Questions fréquentes

Les honoraires de conseil versés pour une cession de titres sont-ils déductibles de la CVAE ?
Non, selon le Conseil d'État, ces frais sont inhérents à la cession et doivent être comptabilisés en charges exceptionnelles, non en services extérieurs. Ils ne figurent pas dans la liste limitative des charges déductibles de l'assiette de la CVAE.
Quelle est la liste des charges déductibles pour le calcul de la CVAE ?
L'article 1586 sexies du CGI fixe une liste limitative : achats stockés, achats d'études et prestations de services, achats de matériel, équipements et travaux, achats non stockés de matières et fournitures, achats de marchandises et frais accessoires, services extérieurs, autres charges de gestion courante, moins-values de cession d'immobilisations corporelles et incorporelles se rapportant à une activité normale et courante.

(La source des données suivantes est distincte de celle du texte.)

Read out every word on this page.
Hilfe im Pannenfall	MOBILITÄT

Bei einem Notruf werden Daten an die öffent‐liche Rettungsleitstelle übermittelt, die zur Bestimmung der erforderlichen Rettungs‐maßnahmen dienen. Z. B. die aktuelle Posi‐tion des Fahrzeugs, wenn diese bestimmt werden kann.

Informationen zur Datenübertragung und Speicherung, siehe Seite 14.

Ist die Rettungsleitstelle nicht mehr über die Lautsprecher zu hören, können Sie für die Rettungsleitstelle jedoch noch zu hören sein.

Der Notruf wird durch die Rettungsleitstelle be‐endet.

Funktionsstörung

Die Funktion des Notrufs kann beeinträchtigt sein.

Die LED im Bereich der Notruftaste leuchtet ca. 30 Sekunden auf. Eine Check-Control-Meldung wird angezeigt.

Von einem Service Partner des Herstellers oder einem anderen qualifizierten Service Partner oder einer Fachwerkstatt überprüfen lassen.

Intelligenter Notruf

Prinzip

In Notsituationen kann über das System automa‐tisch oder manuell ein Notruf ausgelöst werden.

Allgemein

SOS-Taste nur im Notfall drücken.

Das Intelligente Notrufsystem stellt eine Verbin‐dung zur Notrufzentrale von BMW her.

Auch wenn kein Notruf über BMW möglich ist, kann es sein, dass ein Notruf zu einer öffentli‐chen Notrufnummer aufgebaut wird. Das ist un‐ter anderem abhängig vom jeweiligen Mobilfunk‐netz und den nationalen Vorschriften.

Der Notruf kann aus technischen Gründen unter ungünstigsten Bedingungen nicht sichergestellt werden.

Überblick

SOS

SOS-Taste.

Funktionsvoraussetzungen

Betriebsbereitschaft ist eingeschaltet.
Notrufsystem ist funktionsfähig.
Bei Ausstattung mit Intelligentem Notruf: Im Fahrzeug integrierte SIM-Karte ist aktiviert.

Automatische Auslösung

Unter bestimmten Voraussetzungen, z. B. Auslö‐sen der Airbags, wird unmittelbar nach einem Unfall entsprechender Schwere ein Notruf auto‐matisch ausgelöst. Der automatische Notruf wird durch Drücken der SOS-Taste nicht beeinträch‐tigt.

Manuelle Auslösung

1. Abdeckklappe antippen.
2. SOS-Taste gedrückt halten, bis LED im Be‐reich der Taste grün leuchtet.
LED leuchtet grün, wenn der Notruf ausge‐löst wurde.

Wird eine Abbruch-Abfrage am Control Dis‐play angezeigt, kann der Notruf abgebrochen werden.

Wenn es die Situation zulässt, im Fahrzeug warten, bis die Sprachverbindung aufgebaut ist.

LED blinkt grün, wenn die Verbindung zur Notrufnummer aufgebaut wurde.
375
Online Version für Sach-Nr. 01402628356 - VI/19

Comment comptabiliser les frais de conseil lors d'une cession de titres ?
Selon le plan comptable général, ces frais doivent être enregistrés dans les comptes de charges ou produits exceptionnels (675 ou 775) car ils se rattachent à la cession de titres immobilisés, et non dans les comptes de services extérieurs (62).
Puis-je me prévaloir d'une instruction fiscale pour déduire ces frais ?
Non, si l'instruction ne prévoit pas explicitement la déduction de ces frais en tant que services extérieurs, elle ne peut être invoquée sur le fondement de l'article L. 80 A du LPF.